Du beau avec du moche. Du beau avec du moche, cela revient en quelque sorte à faire contre mauvaise fortune bon cœur. Et dans le cas présent, tirer quelque chose de positif, propice au partage et à la communion, à partir d’un événement traumatisant. Kek et son amie Amélie étaient aux premières loges le soir des attentats de Paris, le 13 novembre 2015. Leur soirée a été brusquement interrompue par les coups de feu environnants. Ils ont d’abord été surpris, puis tétanisés, avant de sortir pour secourir les blessés et sauver ce qui pouvait l’être. Les bris de verre, les cris, les corps transpercés par les balles, l’intervention de l’armée et des pompiers, le chaos, l’incompréhension ont été des moments fugaces mais terriblement prégnants. Au fond, c’est tout l’objet de Du beau avec du moche : raconter la détresse qui résulte d’une attaque terroriste dont on a été le témoin et la victime indirecte, c’est-à-dire psychologique et par association. Pour l’illustrer, Kek se met à nu avec beaucoup de sensibilité.

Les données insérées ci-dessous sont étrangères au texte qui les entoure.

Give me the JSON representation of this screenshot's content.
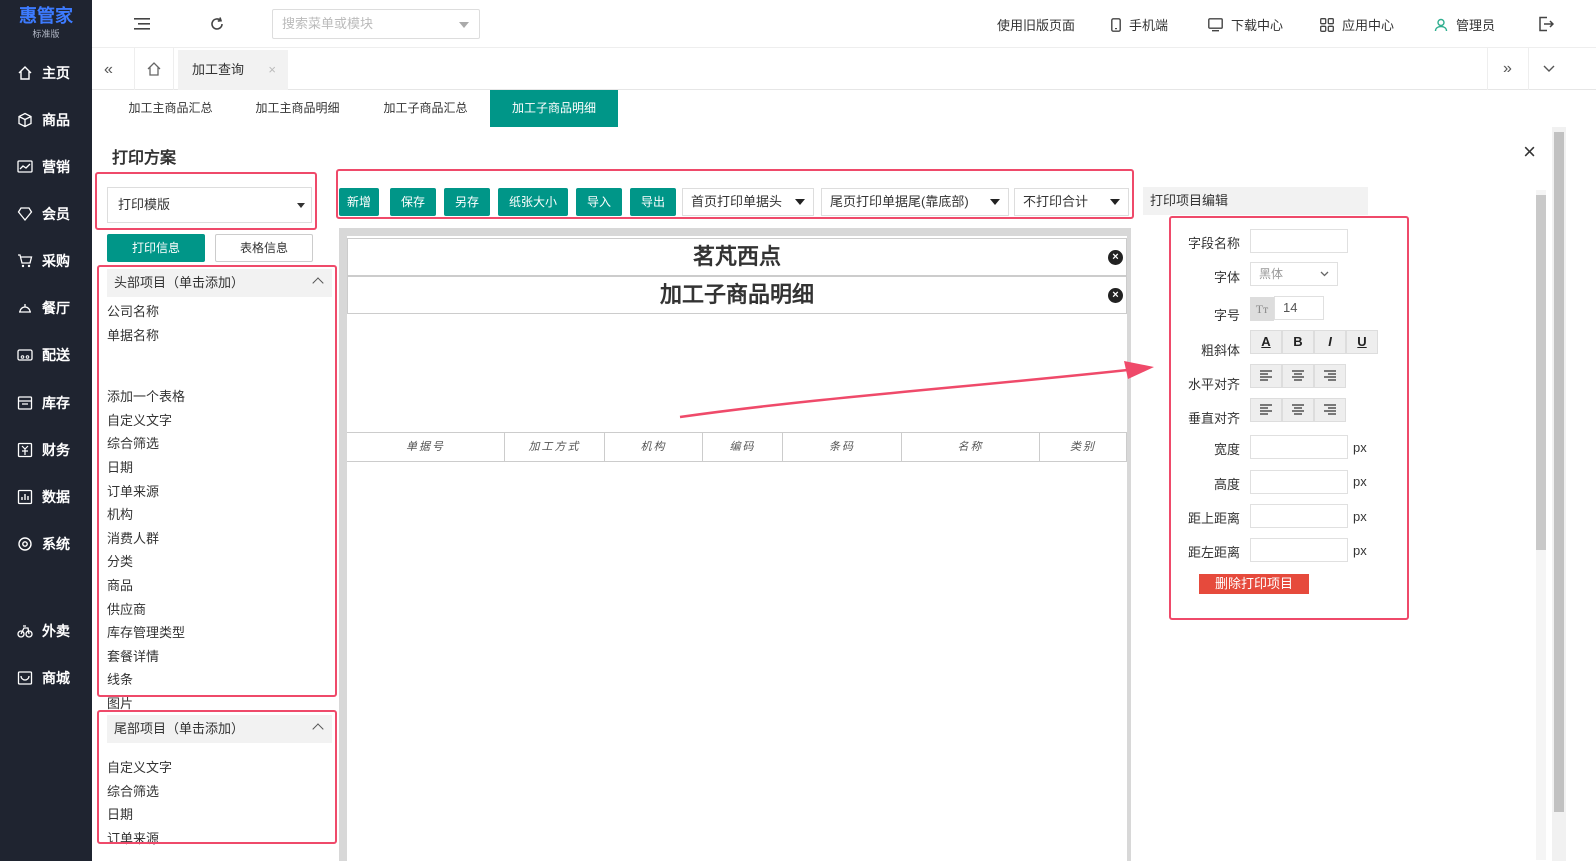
{
  "app": {
    "brand": "惠管家",
    "edition": "标准版"
  },
  "sidebar": {
    "items": [
      {
        "label": "主页",
        "icon": "home-icon"
      },
      {
        "label": "商品",
        "icon": "box-icon"
      },
      {
        "label": "营销",
        "icon": "chart-icon"
      },
      {
        "label": "会员",
        "icon": "diamond-icon"
      },
      {
        "label": "采购",
        "icon": "cart-icon"
      },
      {
        "label": "餐厅",
        "icon": "cloche-icon"
      },
      {
        "label": "配送",
        "icon": "truck-icon"
      },
      {
        "label": "库存",
        "icon": "warehouse-icon"
      },
      {
        "label": "财务",
        "icon": "money-icon"
      },
      {
        "label": "数据",
        "icon": "data-icon"
      },
      {
        "label": "系统",
        "icon": "settings-icon"
      },
      {
        "label": "外卖",
        "icon": "bike-icon"
      },
      {
        "label": "商城",
        "icon": "shop-icon"
      }
    ]
  },
  "topbar": {
    "search_placeholder": "搜索菜单或模块",
    "links": [
      "使用旧版页面",
      "手机端",
      "下载中心",
      "应用中心",
      "管理员"
    ]
  },
  "tabs": {
    "active": "加工查询",
    "close": "×"
  },
  "subtabs": [
    "加工主商品汇总",
    "加工主商品明细",
    "加工子商品汇总",
    "加工子商品明细"
  ],
  "panel": {
    "title": "打印方案",
    "template_select": "打印模版",
    "btn_print_info": "打印信息",
    "btn_table_info": "表格信息",
    "head_section_title": "头部项目（单击添加）",
    "head_items": [
      "公司名称",
      "单据名称",
      "",
      "添加一个表格",
      "自定义文字",
      "综合筛选",
      "日期",
      "订单来源",
      "机构",
      "消费人群",
      "分类",
      "商品",
      "供应商",
      "库存管理类型",
      "套餐详情",
      "线条",
      "图片"
    ],
    "tail_section_title": "尾部项目（单击添加）",
    "tail_items": [
      "自定义文字",
      "综合筛选",
      "日期",
      "订单来源"
    ]
  },
  "toolbar": {
    "buttons": [
      "新增",
      "保存",
      "另存",
      "纸张大小",
      "导入",
      "导出"
    ],
    "drop1": "首页打印单据头",
    "drop2": "尾页打印单据尾(靠底部)",
    "drop3": "不打印合计"
  },
  "canvas": {
    "title1": "茗芃西点",
    "title2": "加工子商品明细",
    "columns": [
      "单据号",
      "加工方式",
      "机构",
      "编码",
      "条码",
      "名称",
      "类别"
    ]
  },
  "editor": {
    "tab": "打印项目编辑",
    "field_name_label": "字段名称",
    "font_label": "字体",
    "font_value": "黑体",
    "size_label": "字号",
    "size_value": "14",
    "style_label": "粗斜体",
    "style_buttons": [
      "A",
      "B",
      "I",
      "U"
    ],
    "halign_label": "水平对齐",
    "valign_label": "垂直对齐",
    "width_label": "宽度",
    "height_label": "高度",
    "top_label": "距上距离",
    "left_label": "距左距离",
    "unit": "px",
    "delete_button": "删除打印项目"
  },
  "colors": {
    "accent": "#009688",
    "highlight": "#ef4a6a",
    "danger": "#e64a3c",
    "sidebar": "#1f2430"
  }
}
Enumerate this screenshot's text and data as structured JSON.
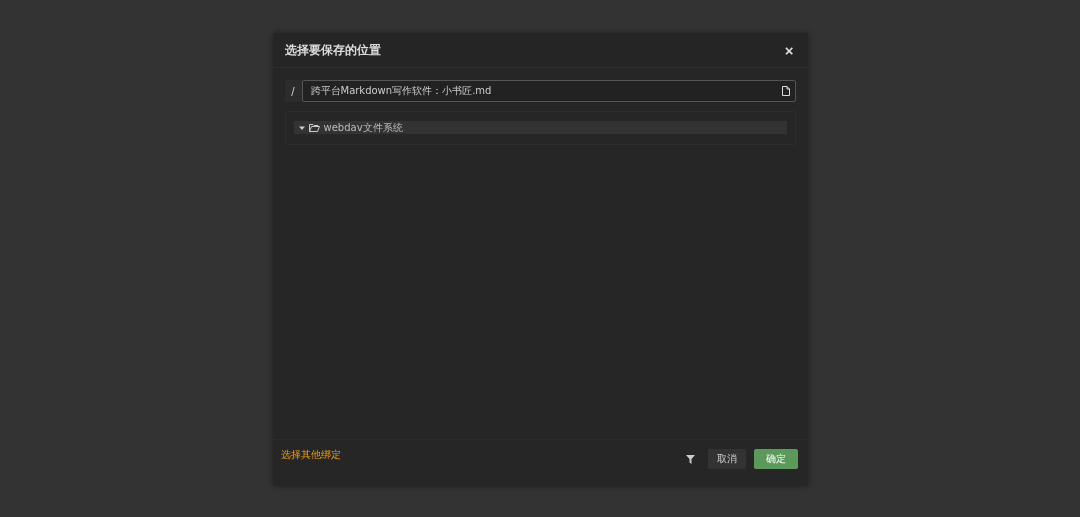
{
  "dialog": {
    "title": "选择要保存的位置",
    "close": "×"
  },
  "path": {
    "prefix": "/",
    "value": "跨平台Markdown写作软件：小书匠.md"
  },
  "tree": [
    {
      "label": "webdav文件系统",
      "expanded": true,
      "selected": true
    }
  ],
  "footer": {
    "link": "选择其他绑定",
    "buttons": [
      {
        "label": "取消",
        "kind": "secondary"
      },
      {
        "label": "确定",
        "kind": "primary"
      }
    ]
  }
}
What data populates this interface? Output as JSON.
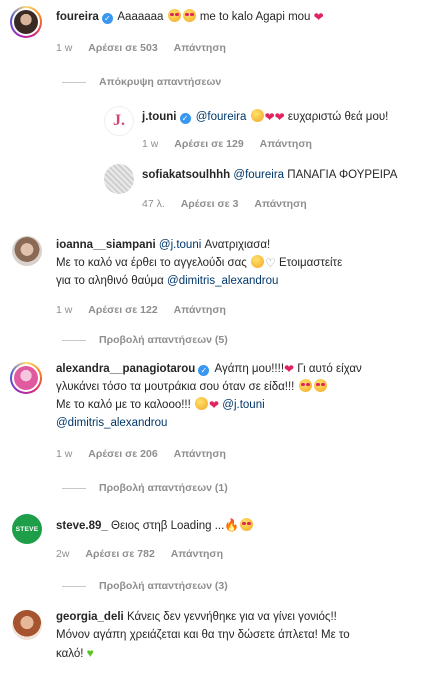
{
  "comments": [
    {
      "user": "foureira",
      "verified": true,
      "text": "Aaaaaaa 😍😍 me to kalo Agapi mou ❤️",
      "text_main": "Aaaaaaa",
      "text_tail": "me to kalo Agapi mou",
      "time": "1 w",
      "likes": "Αρέσει σε 503",
      "reply": "Απάντηση"
    },
    {
      "user": "j.touni",
      "verified": true,
      "mention": "@foureira",
      "text_tail": "ευχαριστώ θεά μου!",
      "time": "1 w",
      "likes": "Αρέσει σε 129",
      "reply": "Απάντηση"
    },
    {
      "user": "sofiakatsoulhhh",
      "mention": "@foureira",
      "text_tail": "ΠΑΝΑΓΙΑ ΦΟΥΡΕΙΡΑ",
      "time": "47 λ.",
      "likes": "Αρέσει σε 3",
      "reply": "Απάντηση"
    },
    {
      "user": "ioanna__siampani",
      "mention": "@j.touni",
      "line1": "Ανατριχιασα!",
      "line2a": "Με το καλό να έρθει το αγγελούδι σας",
      "line2b": "Ετοιμαστείτε",
      "line3a": "για το αληθινό θαύμα",
      "mention2": "@dimitris_alexandrou",
      "time": "1 w",
      "likes": "Αρέσει σε 122",
      "reply": "Απάντηση"
    },
    {
      "user": "alexandra__panagiotarou",
      "verified": true,
      "line1a": "Αγάπη μου!!!!",
      "line1b": "Γι αυτό είχαν",
      "line2": "γλυκάνει τόσο τα μουτράκια σου όταν σε είδα!!!",
      "line3": "Με το καλό με το καλοοο!!!",
      "mention": "@j.touni",
      "mention2": "@dimitris_alexandrou",
      "time": "1 w",
      "likes": "Αρέσει σε 206",
      "reply": "Απάντηση"
    },
    {
      "user": "steve.89_",
      "text": "Θειος στηβ Loading ...",
      "avatar_text": "STEVE",
      "time": "2w",
      "likes": "Αρέσει σε 782",
      "reply": "Απάντηση"
    },
    {
      "user": "georgia_deli",
      "line1": "Κάνεις δεν γεννήθηκε για να γίνει γονιός!!",
      "line2": "Μόνον αγάπη χρειάζεται και θα την δώσετε άπλετα! Με το",
      "line3": "καλό!"
    }
  ],
  "toggles": {
    "hide_replies": "Απόκρυψη απαντήσεων",
    "view_replies_5": "Προβολή απαντήσεων (5)",
    "view_replies_1": "Προβολή απαντήσεων (1)",
    "view_replies_3": "Προβολή απαντήσεων (3)"
  },
  "avatars": {
    "jtouni_letter": "J."
  },
  "colors": {
    "mention": "#00376b",
    "verified": "#3897f0",
    "meta": "#8e8e8e",
    "steve_green": "#1f9e4a"
  }
}
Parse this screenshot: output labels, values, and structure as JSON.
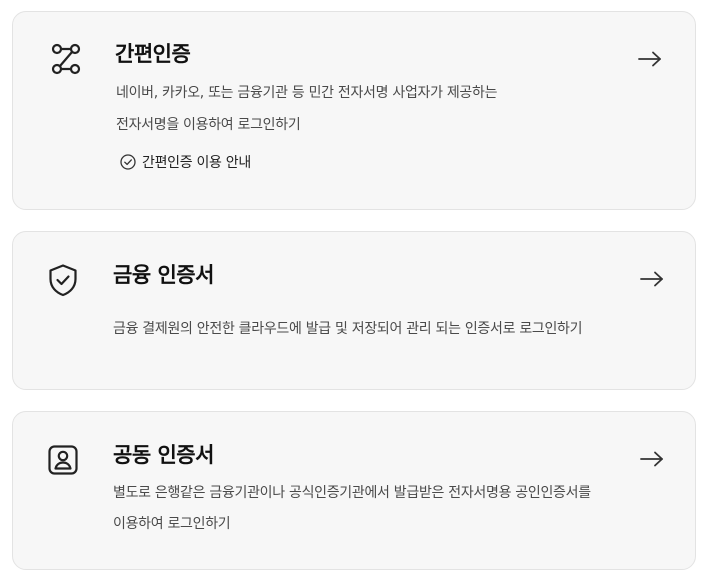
{
  "cards": [
    {
      "id": "simple-auth",
      "title": "간편인증",
      "icon": "route-icon",
      "description_lines": [
        "네이버, 카카오, 또는 금융기관 등 민간 전자서명 사업자가 제공하는",
        "전자서명을 이용하여 로그인하기"
      ],
      "guide_link": "간편인증 이용 안내",
      "arrow": "arrow-right-icon"
    },
    {
      "id": "financial-cert",
      "title": "금융 인증서",
      "icon": "shield-check-icon",
      "description_lines": [
        "금융 결제원의 안전한 클라우드에 발급 및 저장되어 관리 되는 인증서로 로그인하기"
      ],
      "arrow": "arrow-right-icon"
    },
    {
      "id": "joint-cert",
      "title": "공동 인증서",
      "icon": "user-badge-icon",
      "description_lines": [
        "별도로 은행같은 금융기관이나 공식인증기관에서 발급받은 전자서명용 공인인증서를",
        "이용하여 로그인하기"
      ],
      "arrow": "arrow-right-icon"
    }
  ],
  "colors": {
    "card_background": "#f7f7f7",
    "card_border": "#e3e3e3",
    "title": "#111111",
    "description": "#4a4a4a"
  }
}
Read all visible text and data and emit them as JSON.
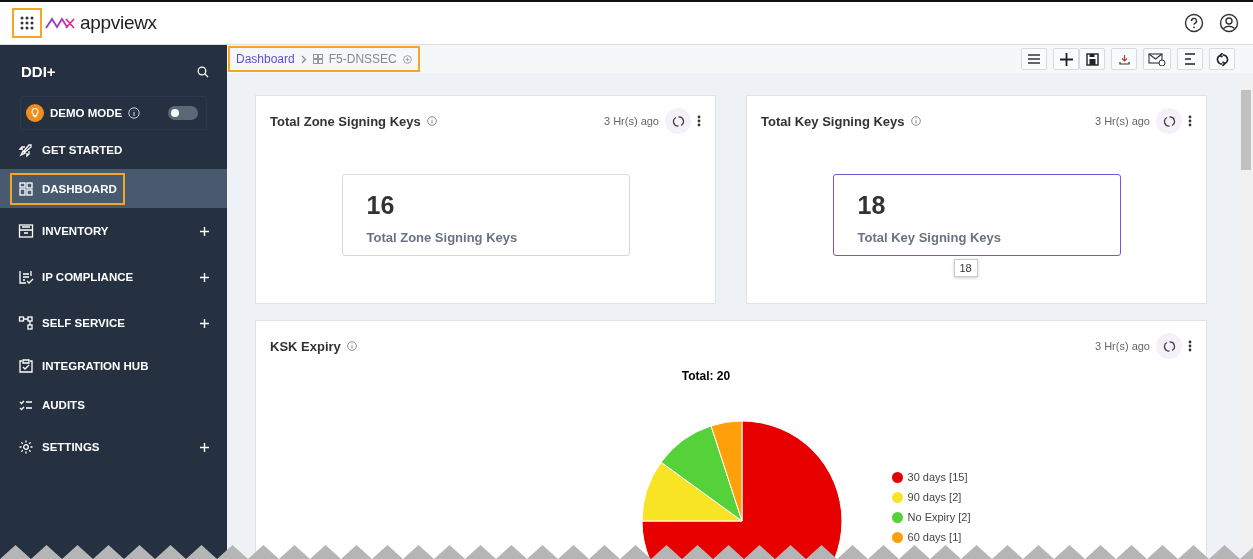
{
  "topbar": {
    "logo": "appviewx",
    "apps_highlighted": true
  },
  "sidebar": {
    "title": "DDI+",
    "demo_mode": {
      "label": "DEMO MODE",
      "on": false
    },
    "items": [
      {
        "label": "GET STARTED",
        "selected": false,
        "expandable": false,
        "highlighted": false
      },
      {
        "label": "DASHBOARD",
        "selected": true,
        "expandable": false,
        "highlighted": true
      },
      {
        "label": "INVENTORY",
        "selected": false,
        "expandable": true,
        "highlighted": false
      },
      {
        "label": "IP COMPLIANCE",
        "selected": false,
        "expandable": true,
        "highlighted": false
      },
      {
        "label": "SELF SERVICE",
        "selected": false,
        "expandable": true,
        "highlighted": false
      },
      {
        "label": "INTEGRATION HUB",
        "selected": false,
        "expandable": false,
        "highlighted": false
      },
      {
        "label": "AUDITS",
        "selected": false,
        "expandable": false,
        "highlighted": false
      },
      {
        "label": "SETTINGS",
        "selected": false,
        "expandable": true,
        "highlighted": false
      }
    ]
  },
  "breadcrumb": {
    "highlighted": true,
    "items": [
      "Dashboard",
      "F5-DNSSEC"
    ]
  },
  "stat_cards": [
    {
      "title": "Total Zone Signing Keys",
      "updated": "3 Hr(s) ago",
      "value": "16",
      "label": "Total Zone Signing Keys",
      "hovered": false
    },
    {
      "title": "Total Key Signing Keys",
      "updated": "3 Hr(s) ago",
      "value": "18",
      "label": "Total Key Signing Keys",
      "hovered": true,
      "tooltip": "18"
    }
  ],
  "ksk_card": {
    "title": "KSK Expiry",
    "updated": "3 Hr(s) ago",
    "chart_data": {
      "type": "pie",
      "title": "Total: 20",
      "categories": [
        "30 days [15]",
        "90 days [2]",
        "No Expiry [2]",
        "60 days [1]"
      ],
      "values": [
        15,
        2,
        2,
        1
      ],
      "legend": "right"
    },
    "legend": [
      {
        "color": "#e60000"
      },
      {
        "color": "#f9e325"
      },
      {
        "color": "#55d139"
      },
      {
        "color": "#ff9f0a"
      }
    ]
  }
}
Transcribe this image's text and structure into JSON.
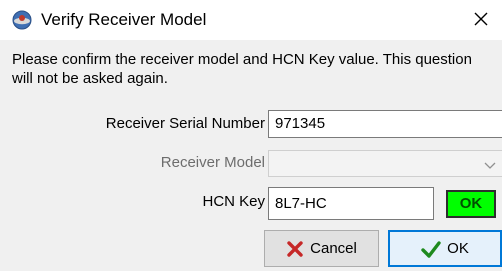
{
  "window": {
    "title": "Verify Receiver Model",
    "icon": "app-icon",
    "close_icon": "close-icon"
  },
  "message": "Please confirm the receiver model and HCN Key value. This question will not be asked again.",
  "fields": {
    "serial_label": "Receiver Serial Number",
    "serial_value": "971345",
    "model_label": "Receiver Model",
    "model_value": "",
    "hcn_label": "HCN Key",
    "hcn_value": "8L7-HC",
    "hcn_status": "OK"
  },
  "buttons": {
    "cancel_label": "Cancel",
    "cancel_icon": "red-x-icon",
    "ok_label": "OK",
    "ok_icon": "green-check-icon"
  },
  "colors": {
    "status_ok": "#00ff00",
    "ok_button_border": "#0078d7",
    "cancel_icon": "#c62828",
    "ok_icon": "#1e8a1e"
  }
}
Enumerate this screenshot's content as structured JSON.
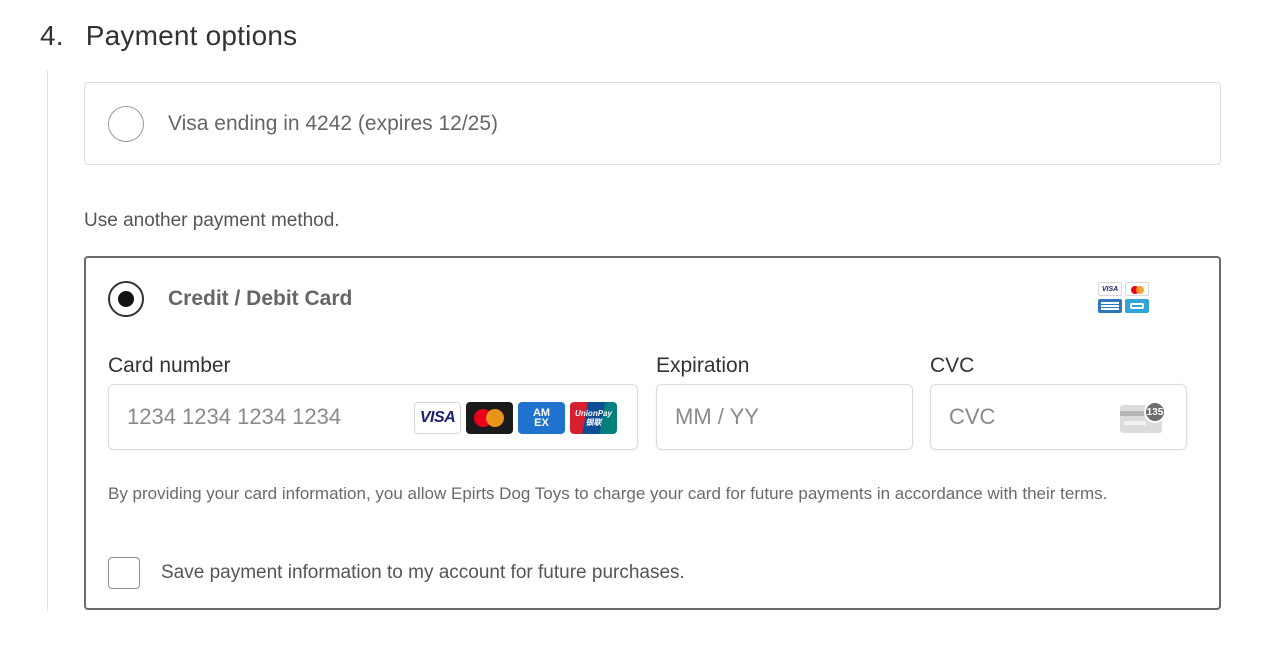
{
  "step": {
    "number": "4.",
    "title": "Payment options"
  },
  "saved_card": {
    "label": "Visa ending in 4242 (expires 12/25)",
    "selected": false
  },
  "alt_heading": "Use another payment method.",
  "card_method": {
    "title": "Credit / Debit Card",
    "selected": true,
    "accepted_brands": [
      "visa",
      "mastercard",
      "amex",
      "jcb"
    ]
  },
  "fields": {
    "card_number": {
      "label": "Card number",
      "placeholder": "1234 1234 1234 1234",
      "value": "",
      "brands": [
        "visa",
        "mastercard",
        "amex",
        "unionpay"
      ]
    },
    "expiration": {
      "label": "Expiration",
      "placeholder": "MM / YY",
      "value": ""
    },
    "cvc": {
      "label": "CVC",
      "placeholder": "CVC",
      "value": "",
      "icon_badge": "135"
    }
  },
  "brand_logos": {
    "visa": "VISA",
    "amex_line1": "AM",
    "amex_line2": "EX",
    "unionpay_line1": "UnionPay",
    "unionpay_line2": "银联"
  },
  "consent_text": "By providing your card information, you allow Epirts Dog Toys to charge your card for future payments in accordance with their terms.",
  "save_option": {
    "label": "Save payment information to my account for future purchases.",
    "checked": false
  },
  "colors": {
    "panel_border": "#6b6b6b",
    "light_border": "#dedede",
    "text_muted": "#666666",
    "radio_fill": "#111111"
  },
  "icons": {
    "saved_card_radio": "radio-unselected-icon",
    "card_method_radio": "radio-selected-icon",
    "cvc": "card-back-cvc-icon"
  }
}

Les jours qui ont suivi le drame, il en voulait à la terre entière : à ceux qui rigolaient un peu trop ostensiblement, aux conducteurs qui klaxonnaient de manière inopportune, à ses proches passant du coq à l’âne et ne semblant pas prendre la pleine mesure des événements… Pour son amie Amélie, la situation est différente mais pareillement douloureuse. La jeune femme doit se reconstruire, avec peine, en se faisant psychologiquement et médicalement aider. Le beau réconfortant qu’il y a à tirer de ce moche abyssal, ce sont bien entendu les élans d’humanité, les gestes de solidarité, les témoignages dessinés (celui-ci n’est pas le premier) et, bien entendu, directement lié au récit, une exposition dans laquelle des boîtes d’antidépresseurs se voient recyclées à des fins artistiques. Par moments véritablement déchirant, le petit album de Kek se distingue par sa justesse et son acuité.